Подобные случаи наблюдал и я.
На одном из островов туземцы очень старались заслужить благосклонность миссионеров. Поэтому они вели себя во время богослужения так, как привыкли будучи язычниками. Они закатывали глаза, пускали пену изо рта, падали и корчились. Это провозглашалось проявлением силы Всевышнего…
Но вернемся к нашему рассказу. Прочитали последнюю молитву, и прихожане стали расходиться. Постепенно они скрылись из глаз, свернув с Ракитовой дороги на тенистые тропинки, ведущие к затерявшимся в рощах деревушкам или к хижинам на берегу моря…
Островитяне, возвращающиеся со службы, очень веселы, и можно даже подумать, что они идут с языческой пляски. Библия на шнурке небрежно свисает у них с руки.
Воскресенье горячо соблюдается, поскольку речь идет о том, чтобы не выполнять никаких работ. Пироги на берегу, сети сушатся. Обитатели хижин болтают гораздо меньше. После богослужения над островом царит покой и тишина…
Воскресенье – это день табу таитян. Слово, которое раньше выражало священный характер обрядов, теперь выражает святость христианского праздника.
Глава 33
Мой бывший друг Кулу жил в «мару боро», то есть под хлебным деревом, на полпути между нашей тюрьмой и церковью, которую он ревностно посещал. Стоя в церкви в полосатой ситцевой рубахе, выпущенной поверх белых матросских брюк, со смазанными кокосовым маслом волосами, он поглядывал на девушек, и его взгляды не оставались без ответа.
Но какими взглядами награждают таитянки друг друга, как негодуют, когда видят на ком-нибудь новую одежду, прибывшую в сундуке любвеобильного матроса!
Как-то я увидел на группу девушек в туниках из грубой ткани. Они возмущенно показывали на девушку в ярко-красном платье.
– Ои тутаи оури! (Ты негодная тварь!) – презрительно говорили они. – Итаи маитаи! (Хуже некуда!)
При этом некоторые из таких девушек после посещения церкви и причащения плодом хлебного дерева в тот же вечер совершали самые постыдные грехи. Поэтому я недоумевал и решил выяснить, какое представление они имели о религии, если вообще имели. Дело было деликатное, и следовало действовать осторожно.

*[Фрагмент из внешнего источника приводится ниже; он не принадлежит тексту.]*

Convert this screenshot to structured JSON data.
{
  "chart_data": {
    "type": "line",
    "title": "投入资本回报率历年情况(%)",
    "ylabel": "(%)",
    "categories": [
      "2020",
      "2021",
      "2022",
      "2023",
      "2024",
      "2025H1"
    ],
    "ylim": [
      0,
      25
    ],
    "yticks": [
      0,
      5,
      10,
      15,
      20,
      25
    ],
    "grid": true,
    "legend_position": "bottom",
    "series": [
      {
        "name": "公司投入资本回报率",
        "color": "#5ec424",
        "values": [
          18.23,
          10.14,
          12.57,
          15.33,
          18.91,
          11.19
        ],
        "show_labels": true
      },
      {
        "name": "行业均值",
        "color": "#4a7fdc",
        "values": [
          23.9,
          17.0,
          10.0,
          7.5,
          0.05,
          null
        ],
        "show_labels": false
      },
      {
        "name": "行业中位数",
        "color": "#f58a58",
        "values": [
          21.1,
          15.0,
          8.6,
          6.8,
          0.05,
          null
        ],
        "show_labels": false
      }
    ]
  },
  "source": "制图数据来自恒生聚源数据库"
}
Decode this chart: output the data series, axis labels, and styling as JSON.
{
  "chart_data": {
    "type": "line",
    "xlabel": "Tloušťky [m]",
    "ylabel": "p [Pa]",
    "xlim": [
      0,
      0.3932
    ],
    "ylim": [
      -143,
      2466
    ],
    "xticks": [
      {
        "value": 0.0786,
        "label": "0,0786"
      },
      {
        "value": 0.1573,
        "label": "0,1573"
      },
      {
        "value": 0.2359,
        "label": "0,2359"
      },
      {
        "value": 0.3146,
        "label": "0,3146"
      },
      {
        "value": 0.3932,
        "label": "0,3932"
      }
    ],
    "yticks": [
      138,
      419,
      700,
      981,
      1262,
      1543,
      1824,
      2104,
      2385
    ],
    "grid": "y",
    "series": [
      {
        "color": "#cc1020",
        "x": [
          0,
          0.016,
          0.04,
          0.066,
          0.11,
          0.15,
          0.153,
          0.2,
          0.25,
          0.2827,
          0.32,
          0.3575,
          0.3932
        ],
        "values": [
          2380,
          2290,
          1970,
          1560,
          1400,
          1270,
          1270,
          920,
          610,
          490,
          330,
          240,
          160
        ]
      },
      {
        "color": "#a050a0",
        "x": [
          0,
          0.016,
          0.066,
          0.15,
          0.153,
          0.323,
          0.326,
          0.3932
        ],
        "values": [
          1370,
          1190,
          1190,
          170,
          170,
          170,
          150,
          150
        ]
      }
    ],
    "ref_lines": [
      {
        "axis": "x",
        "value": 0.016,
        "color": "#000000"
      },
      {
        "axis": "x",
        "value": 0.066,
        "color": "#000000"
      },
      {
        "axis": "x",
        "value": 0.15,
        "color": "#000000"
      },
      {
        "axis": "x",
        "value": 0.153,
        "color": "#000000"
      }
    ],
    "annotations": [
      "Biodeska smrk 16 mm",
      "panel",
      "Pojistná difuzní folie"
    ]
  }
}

Ярдах в трехстах от нашего жилища в маленькой хижине поселился старый туземец Фарноу, оставивший недавно должность скорохода королевы. Возможно, он выбрал близкое соседство с нами, так как хотел приобщить троих дочерей к хорошему обществу. Сестры эти, ревностные христианки, ничуть не возражали против ухаживаний доктора, кавалера услужливого и галантного, и разрешили ему навещать их в любое время.
Как-то вечером мы с ним отправились к Фарноу и застали девушек дома. Мой приятель стал играть с двумя младшими в разыскивание камешка под кучами таппы. Я сидел на циновке со старшей, Айдией, забавляясь ее травяным веером и расширяя свои познания о таитянах.